I still think that Speccy colour palette bypasses rational parts of the brain to jack directly into the imagination. And playing a game off a tape is, of course, wizardry. Looking through the vast archives of Spectrum software, I think maybe the shmup I played on my pal’s Speccy was Accelerator? Or maybe not; I think I remember a kinda waffle-shaped power-up? People are still releasing Spectrum software, mind. Look, you can have that Matrix digital rain.
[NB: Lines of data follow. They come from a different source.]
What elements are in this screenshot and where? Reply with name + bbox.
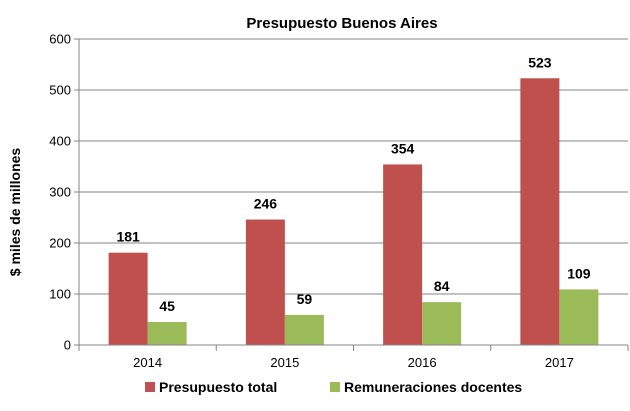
bars xyxy=(108,78,599,346)
legend-swatch-presupuesto-total xyxy=(145,382,155,392)
y-tick-label: 600 xyxy=(49,32,71,47)
data-label: 246 xyxy=(254,196,278,212)
chart-title: Presupuesto Buenos Aires xyxy=(246,15,437,32)
y-axis-label: $ miles de millones xyxy=(7,148,23,277)
y-tick-label: 500 xyxy=(49,83,71,98)
bar-presupuesto-total-2015 xyxy=(245,219,285,345)
axes: 0 100 200 300 400 500 600 2014 2015 2016 2017 xyxy=(49,32,629,370)
data-labels: 181 246 354 523 45 59 84 109 xyxy=(116,54,590,314)
data-label: 354 xyxy=(391,140,415,156)
x-tick-label-2014: 2014 xyxy=(133,355,162,370)
legend-label-remuneraciones-docentes: Remuneraciones docentes xyxy=(344,379,522,395)
data-label: 181 xyxy=(116,229,140,245)
x-tick-label-2015: 2015 xyxy=(270,355,299,370)
y-tick-label: 400 xyxy=(49,134,71,149)
bar-presupuesto-total-2017 xyxy=(520,78,560,346)
data-label: 84 xyxy=(434,278,450,294)
data-label: 523 xyxy=(528,54,552,70)
bar-presupuesto-total-2014 xyxy=(108,252,148,345)
y-tick-label: 0 xyxy=(64,338,71,353)
data-label: 109 xyxy=(567,265,591,281)
bar-remuneraciones-docentes-2015 xyxy=(284,314,324,345)
x-tick-label-2017: 2017 xyxy=(545,355,574,370)
x-tick-label-2016: 2016 xyxy=(408,355,437,370)
bar-presupuesto-total-2016 xyxy=(383,164,423,345)
y-tick-label: 200 xyxy=(49,236,71,251)
y-tick-label: 300 xyxy=(49,185,71,200)
data-label: 45 xyxy=(159,298,175,314)
bar-remuneraciones-docentes-2014 xyxy=(147,322,187,345)
bar-remuneraciones-docentes-2017 xyxy=(559,289,599,345)
y-tick-label: 100 xyxy=(49,287,71,302)
bar-remuneraciones-docentes-2016 xyxy=(422,302,462,345)
legend: Presupuesto total Remuneraciones docentes xyxy=(145,379,522,395)
legend-swatch-remuneraciones-docentes xyxy=(330,382,340,392)
legend-label-presupuesto-total: Presupuesto total xyxy=(159,379,277,395)
data-label: 59 xyxy=(297,291,313,307)
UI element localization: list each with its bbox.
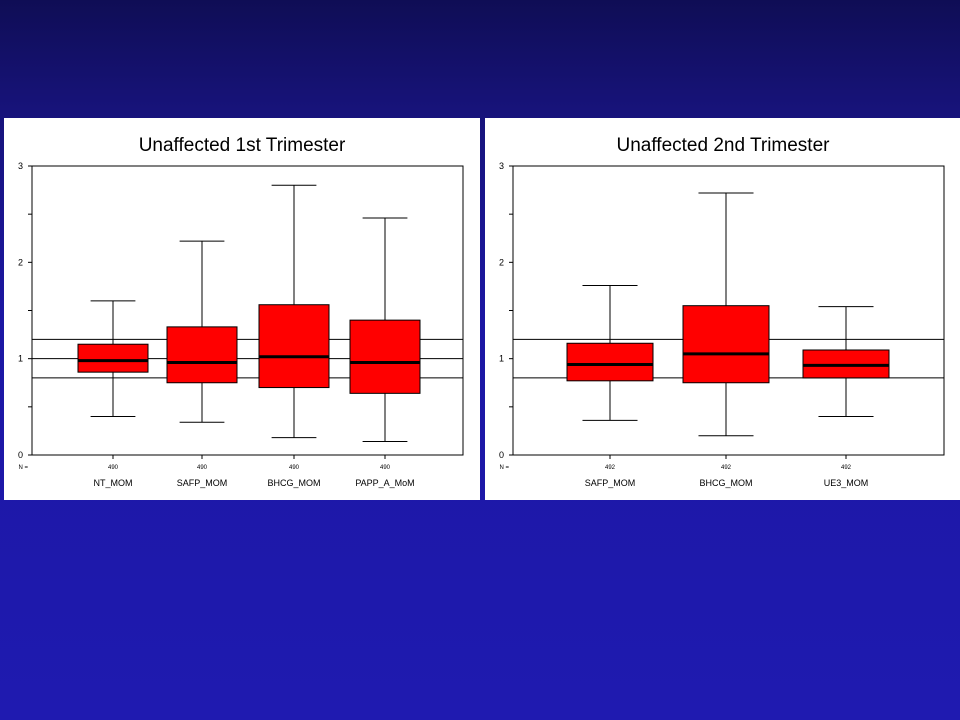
y-tick-label: 2: [499, 257, 504, 267]
chart-title: Unaffected 1st Trimester: [139, 135, 346, 156]
boxplot-2nd-trimester: Unaffected 2nd Trimester 0 1 2 3 N = 492 492 492…: [499, 135, 945, 488]
n-count-label: 490: [380, 465, 391, 471]
n-count-label: 490: [289, 465, 300, 471]
x-category-label: BHCG_MOM: [267, 478, 320, 488]
n-prefix-label: N =: [499, 465, 509, 471]
y-tick-label: 1: [499, 354, 504, 364]
n-count-label: 490: [108, 465, 119, 471]
chart-title: Unaffected 2nd Trimester: [617, 135, 831, 156]
iqr-box: [349, 319, 421, 394]
boxplot-1st-trimester: Unaffected 1st Trimester 0 1 2 3 N = 490 490 490…: [18, 135, 464, 488]
iqr-box: [258, 304, 330, 389]
chart-panel-2nd-trimester: Unaffected 2nd Trimester 0 1 2 3 N = 492 492 492…: [485, 118, 960, 500]
box-nt-mom: [77, 300, 149, 417]
iqr-box: [166, 326, 238, 384]
y-tick-label: 1: [18, 354, 23, 364]
plot-frame: [31, 165, 464, 456]
n-count-label: 492: [841, 465, 852, 471]
box-bhcg-mom: [258, 184, 330, 439]
x-category-label: NT_MOM: [94, 478, 133, 488]
x-category-label: SAFP_MOM: [177, 478, 228, 488]
box-papp-a-mom: [349, 217, 421, 443]
y-tick-label: 3: [18, 161, 23, 171]
n-prefix-label: N =: [18, 465, 28, 471]
chart-panel-1st-trimester: Unaffected 1st Trimester 0 1 2 3 N = 490 490 490…: [4, 118, 480, 500]
y-tick-label: 2: [18, 257, 23, 267]
x-category-label: PAPP_A_MoM: [355, 478, 414, 488]
y-tick-label: 0: [18, 450, 23, 460]
x-category-label: UE3_MOM: [824, 478, 869, 488]
iqr-box: [566, 342, 654, 382]
n-count-label: 492: [721, 465, 732, 471]
n-count-label: 492: [605, 465, 616, 471]
iqr-box: [77, 343, 149, 373]
y-tick-label: 3: [499, 161, 504, 171]
box-ue3-mom: [802, 306, 890, 417]
y-tick-label: 0: [499, 450, 504, 460]
box-bhcg-mom: [682, 192, 770, 437]
x-category-label: BHCG_MOM: [699, 478, 752, 488]
box-safp-mom: [166, 240, 238, 423]
box-safp-mom: [566, 284, 654, 421]
iqr-box: [682, 305, 770, 384]
x-category-label: SAFP_MOM: [585, 478, 636, 488]
n-count-label: 490: [197, 465, 208, 471]
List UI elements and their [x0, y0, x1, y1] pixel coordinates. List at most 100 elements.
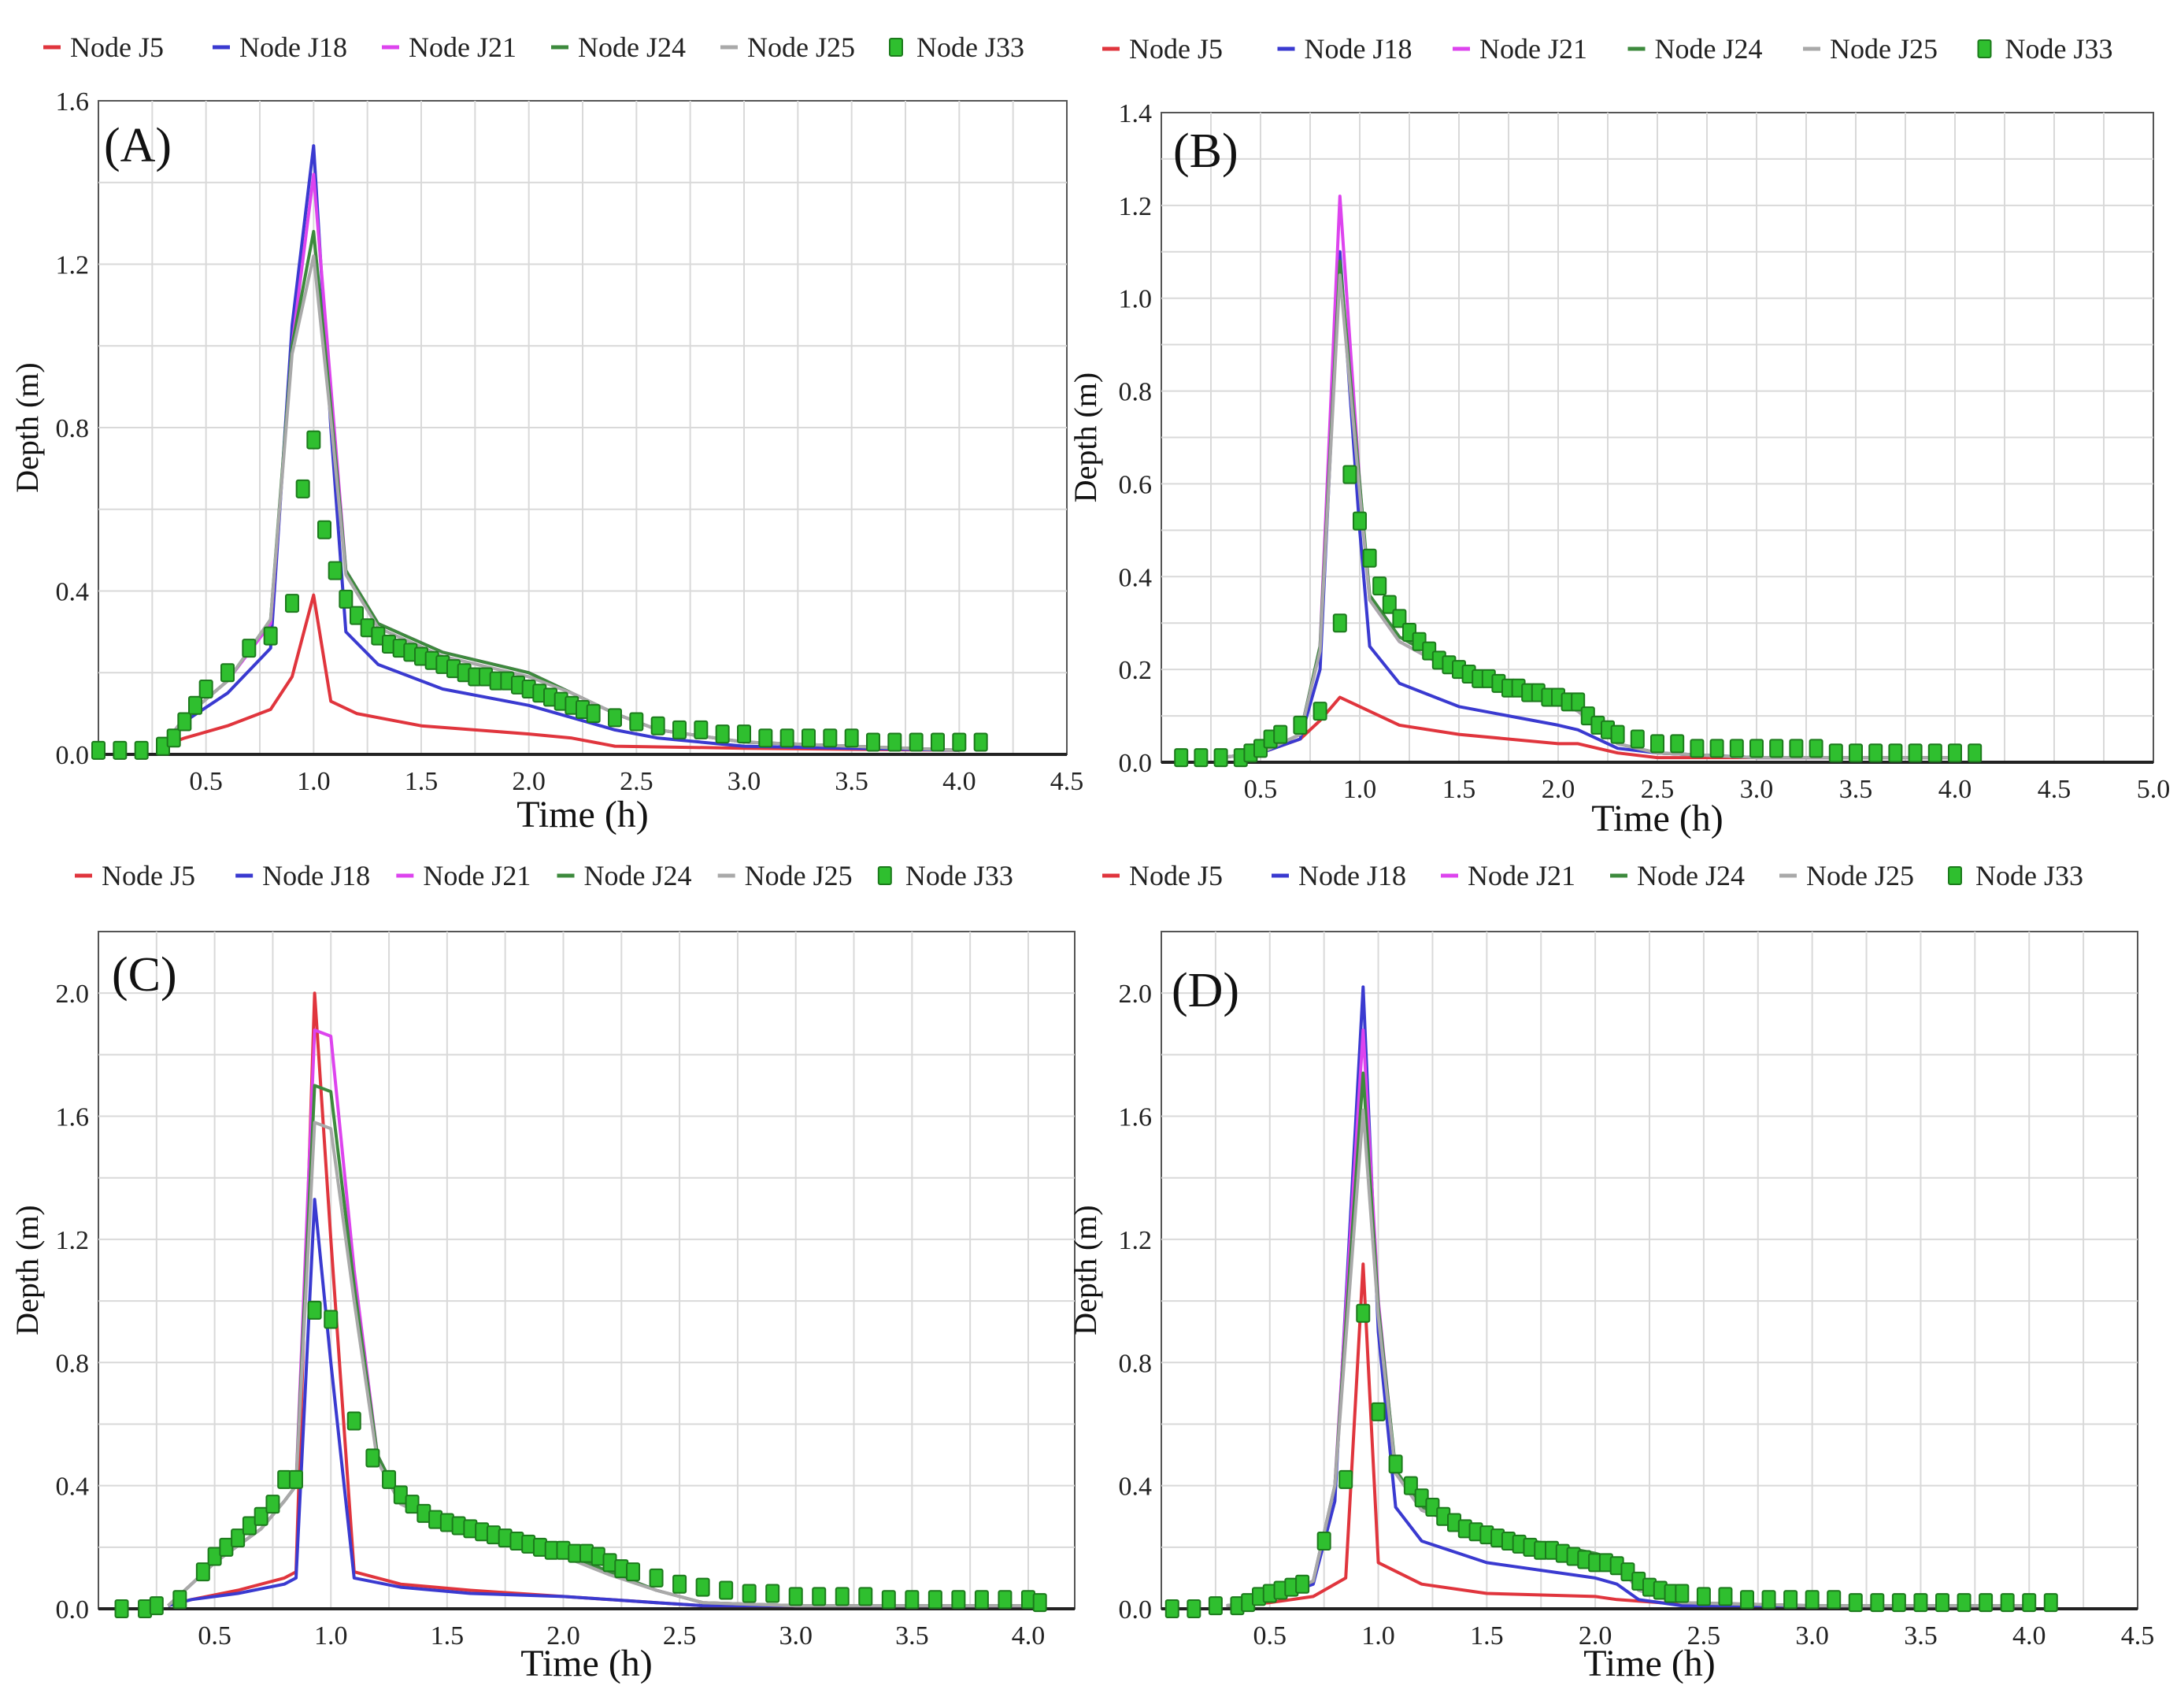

Clive Sinclair is maybe best remembered in pop culture with japes about the Sinclair C5, a one-person recumbent electric cycle which launched in 1985 then flopped so hard it ended production within the year. The technology to make such an idea viable did not yet really exist, nor did the infrastructure and culture to make it unhorrifying. Utopian design. He dabbled in electric bicycles as well, again too early. E-bikes have taken off now that we have the tech to make them more practical, though. I’ve also recently seen several C5s converted to pedal power, though I can’t say the riding position looks comfortable. The BBC have gabbed about his inventions more, if you’re curious.
Alright, you can resume your bickering about whether the ZX Spectrum or Commodore 64 was better.